TEXTO I
O bufarinheiro, conhecido nas cidades por teque-teque, chama-se, nos recônditos da Amazônia, “regatão”. Em lugar de transportar nas costas o mundo de miudezas, transporta-o no bojo de uma gaiola que desloca duas, três, quatro toneladas, divididas em seções de secos e molhados e é movido por remo de faia. Cortando comunidades e matas da Amazônia por rios, dentro dessas gaiolas, riscadas de prateleiras, encontram-se os artigos mais díspares, que vão da agulha à espingarda, do lenço ao cobertor, da chita à escova de dentes.

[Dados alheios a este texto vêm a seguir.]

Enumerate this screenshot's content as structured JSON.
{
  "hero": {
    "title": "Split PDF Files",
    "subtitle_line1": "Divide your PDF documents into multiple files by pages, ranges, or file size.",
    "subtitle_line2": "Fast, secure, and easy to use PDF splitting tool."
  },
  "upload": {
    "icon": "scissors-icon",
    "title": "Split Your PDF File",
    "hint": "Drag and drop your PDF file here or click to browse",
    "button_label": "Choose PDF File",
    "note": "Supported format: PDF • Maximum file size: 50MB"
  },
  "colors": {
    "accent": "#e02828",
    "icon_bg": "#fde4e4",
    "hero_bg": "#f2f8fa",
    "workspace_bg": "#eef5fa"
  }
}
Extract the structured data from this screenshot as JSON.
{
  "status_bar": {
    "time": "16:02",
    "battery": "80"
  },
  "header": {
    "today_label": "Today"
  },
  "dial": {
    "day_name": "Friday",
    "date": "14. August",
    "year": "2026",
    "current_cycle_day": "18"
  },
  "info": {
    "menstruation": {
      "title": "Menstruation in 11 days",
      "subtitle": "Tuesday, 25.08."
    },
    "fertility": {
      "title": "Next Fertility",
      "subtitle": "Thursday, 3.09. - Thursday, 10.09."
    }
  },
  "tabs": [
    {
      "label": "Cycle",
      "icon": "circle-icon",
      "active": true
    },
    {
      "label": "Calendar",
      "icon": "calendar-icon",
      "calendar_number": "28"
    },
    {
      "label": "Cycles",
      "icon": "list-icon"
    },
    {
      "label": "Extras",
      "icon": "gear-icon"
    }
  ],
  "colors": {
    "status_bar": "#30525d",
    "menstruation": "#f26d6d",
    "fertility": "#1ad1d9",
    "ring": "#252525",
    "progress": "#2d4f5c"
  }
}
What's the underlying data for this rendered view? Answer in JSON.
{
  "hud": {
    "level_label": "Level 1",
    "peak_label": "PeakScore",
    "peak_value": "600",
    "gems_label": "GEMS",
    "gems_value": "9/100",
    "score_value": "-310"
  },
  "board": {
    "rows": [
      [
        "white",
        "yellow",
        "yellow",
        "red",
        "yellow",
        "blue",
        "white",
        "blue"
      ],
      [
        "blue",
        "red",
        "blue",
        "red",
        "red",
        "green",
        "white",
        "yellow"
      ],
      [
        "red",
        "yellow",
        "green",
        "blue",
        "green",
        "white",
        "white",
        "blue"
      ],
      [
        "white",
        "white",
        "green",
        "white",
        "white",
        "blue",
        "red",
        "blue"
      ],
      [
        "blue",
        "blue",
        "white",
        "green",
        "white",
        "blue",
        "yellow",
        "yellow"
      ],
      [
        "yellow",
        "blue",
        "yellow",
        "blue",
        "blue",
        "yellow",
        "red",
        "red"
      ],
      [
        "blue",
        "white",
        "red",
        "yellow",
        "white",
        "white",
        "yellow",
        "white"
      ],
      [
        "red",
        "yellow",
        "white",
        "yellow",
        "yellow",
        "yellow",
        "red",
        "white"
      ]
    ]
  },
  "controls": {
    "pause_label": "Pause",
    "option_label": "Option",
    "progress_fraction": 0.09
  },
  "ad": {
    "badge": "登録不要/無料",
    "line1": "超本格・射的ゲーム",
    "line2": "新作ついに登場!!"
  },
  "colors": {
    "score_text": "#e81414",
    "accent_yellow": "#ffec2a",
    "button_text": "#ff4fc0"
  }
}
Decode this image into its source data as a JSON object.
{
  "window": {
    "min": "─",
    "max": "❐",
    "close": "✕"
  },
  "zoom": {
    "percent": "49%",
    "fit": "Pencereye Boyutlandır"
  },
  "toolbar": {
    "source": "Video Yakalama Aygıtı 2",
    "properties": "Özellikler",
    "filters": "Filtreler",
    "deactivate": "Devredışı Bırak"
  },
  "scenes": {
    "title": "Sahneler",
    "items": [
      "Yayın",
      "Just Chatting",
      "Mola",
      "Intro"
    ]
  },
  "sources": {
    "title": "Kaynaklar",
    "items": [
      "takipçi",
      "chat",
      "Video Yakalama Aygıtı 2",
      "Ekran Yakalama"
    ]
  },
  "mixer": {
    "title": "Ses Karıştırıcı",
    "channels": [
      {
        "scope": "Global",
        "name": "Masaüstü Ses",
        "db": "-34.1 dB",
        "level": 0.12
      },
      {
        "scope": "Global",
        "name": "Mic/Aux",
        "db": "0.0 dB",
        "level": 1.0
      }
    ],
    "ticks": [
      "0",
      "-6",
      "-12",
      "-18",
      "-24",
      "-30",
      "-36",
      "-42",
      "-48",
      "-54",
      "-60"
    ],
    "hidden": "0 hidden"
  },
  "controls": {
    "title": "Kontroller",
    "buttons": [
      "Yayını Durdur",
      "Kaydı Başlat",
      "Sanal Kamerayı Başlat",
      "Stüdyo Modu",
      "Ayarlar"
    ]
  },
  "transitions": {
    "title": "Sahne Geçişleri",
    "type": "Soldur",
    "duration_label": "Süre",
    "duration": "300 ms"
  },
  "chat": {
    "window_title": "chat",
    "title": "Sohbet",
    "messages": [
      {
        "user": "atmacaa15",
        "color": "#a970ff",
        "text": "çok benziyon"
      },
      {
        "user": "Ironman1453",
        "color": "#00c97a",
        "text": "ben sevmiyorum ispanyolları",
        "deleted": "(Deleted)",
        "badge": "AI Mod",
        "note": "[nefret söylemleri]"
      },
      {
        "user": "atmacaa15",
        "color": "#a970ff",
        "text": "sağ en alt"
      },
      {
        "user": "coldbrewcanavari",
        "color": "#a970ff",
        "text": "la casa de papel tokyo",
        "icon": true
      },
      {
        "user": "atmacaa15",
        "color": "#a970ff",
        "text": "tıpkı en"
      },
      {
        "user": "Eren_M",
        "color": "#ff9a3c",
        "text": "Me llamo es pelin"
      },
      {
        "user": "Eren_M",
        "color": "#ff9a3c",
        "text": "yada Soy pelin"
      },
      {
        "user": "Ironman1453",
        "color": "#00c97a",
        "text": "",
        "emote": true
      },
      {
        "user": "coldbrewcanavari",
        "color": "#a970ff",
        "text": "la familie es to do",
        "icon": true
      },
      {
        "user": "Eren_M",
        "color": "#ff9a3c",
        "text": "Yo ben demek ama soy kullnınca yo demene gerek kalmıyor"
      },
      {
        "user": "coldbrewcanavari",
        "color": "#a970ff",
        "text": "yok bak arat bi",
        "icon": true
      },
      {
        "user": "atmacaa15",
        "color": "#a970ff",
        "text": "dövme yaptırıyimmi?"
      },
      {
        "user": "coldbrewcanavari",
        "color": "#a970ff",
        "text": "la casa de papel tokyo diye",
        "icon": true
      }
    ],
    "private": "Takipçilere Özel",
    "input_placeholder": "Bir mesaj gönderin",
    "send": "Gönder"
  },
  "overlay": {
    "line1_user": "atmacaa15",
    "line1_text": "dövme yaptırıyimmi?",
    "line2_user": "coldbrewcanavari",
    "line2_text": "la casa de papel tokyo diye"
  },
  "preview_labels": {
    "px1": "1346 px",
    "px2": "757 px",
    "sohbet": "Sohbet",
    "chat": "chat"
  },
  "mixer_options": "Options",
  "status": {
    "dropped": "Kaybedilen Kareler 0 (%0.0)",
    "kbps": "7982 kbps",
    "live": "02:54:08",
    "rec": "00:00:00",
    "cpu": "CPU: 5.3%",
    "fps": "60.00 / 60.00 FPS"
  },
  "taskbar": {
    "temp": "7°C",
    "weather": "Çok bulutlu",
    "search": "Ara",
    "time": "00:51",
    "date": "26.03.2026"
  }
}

MOARES, R. Na Planície Amazônica. São Paulo: Editora Nacional, 1936 (adaptado).
TEXTO II
No século XIX, o comércio dos regatões era feito, então, com base em relações tecidas com quilombolas, pequenos produtores, comerciantes locais e indígenas, constituindo relação comercial alternativa ao abastecimento da população.
HENRIQUE, M. C.; MORAIS, L. T. Estradas líquidas, comércio sólido: índios e regatões na Amazônia (século XIX). Rev. Hist., n. 171, jul.-dez. 2014 (adaptado).
Como parte do patrimônio cultural da Amazônia, o regatão foi fundamental, no século XIX, para a
- A
organização de rotas de fuga na floresta tropical.
- B
criação de postos de trabalho nos seringais nortistas.
- C
divulgação de receitas de fármacos nas zonas ribeirinhas.
- D
construção de redes de sociabilidade no interior brasileiro.
gabarito - E
ampliação de ambientes de lazer nos territórios autóctones.
Resolução
A resposta correta é a letra D, que se refere à construção de redes de sociabilidade no interior brasileiro, especialmente no contexto da Amazônia no século XIX. Para entender por que essa opção é a mais adequada, é importante analisar o papel dos regatões e como suas atividades influenciaram as relações sociais e comerciais na região.
Os regatões eram comerciantes que atuavam nas vias fluviais da Amazônia, transportando uma variedade de produtos e mercadorias. Eles não apenas forneciam bens essenciais para as comunidades ribeirinhas, mas também estabeleciam conexões entre diferentes grupos sociais, como quilombolas, pequenos produtores, comerciantes locais e indígenas. Essa interação era fundamental para o desenvolvimento de uma economia local e para a troca cultural entre os diversos povos que habitavam a região.
A presença dos regatões facilitava a comunicação e a troca de informações entre essas comunidades, promovendo um ambiente de cooperação e solidariedade. As relações que se formavam em torno do comércio não eram apenas transações econômicas, mas também criavam laços sociais, onde as pessoas podiam compartilhar experiências, tradições e conhecimentos. Isso contribuiu para uma maior integração social e cultural entre as diferentes populações da Amazônia.
Além disso, o comércio realizado pelos regatões era uma alternativa ao abastecimento tradicional, que muitas vezes era controlado por grandes comerciantes ou por sistemas econômicos mais centralizados. Assim, os regatões ajudaram a democratizar o acesso a produtos e serviços, permitindo que comunidades mais isoladas pudessem participar ativamente na economia regional.
Portanto, a atuação dos regatões no século XIX foi crucial para a construção de redes de sociabilidade, pois promovia a interação entre diferentes grupos, fortalecia as relações comunitárias e contribuía para um senso de identidade e pertencimento entre as populações ribeirinhas da Amazônia. Essa dinâmica social é um aspecto importante do patrimônio cultural da região, refletindo a diversidade e a riqueza das interações humanas que ocorreram ao longo do tempo.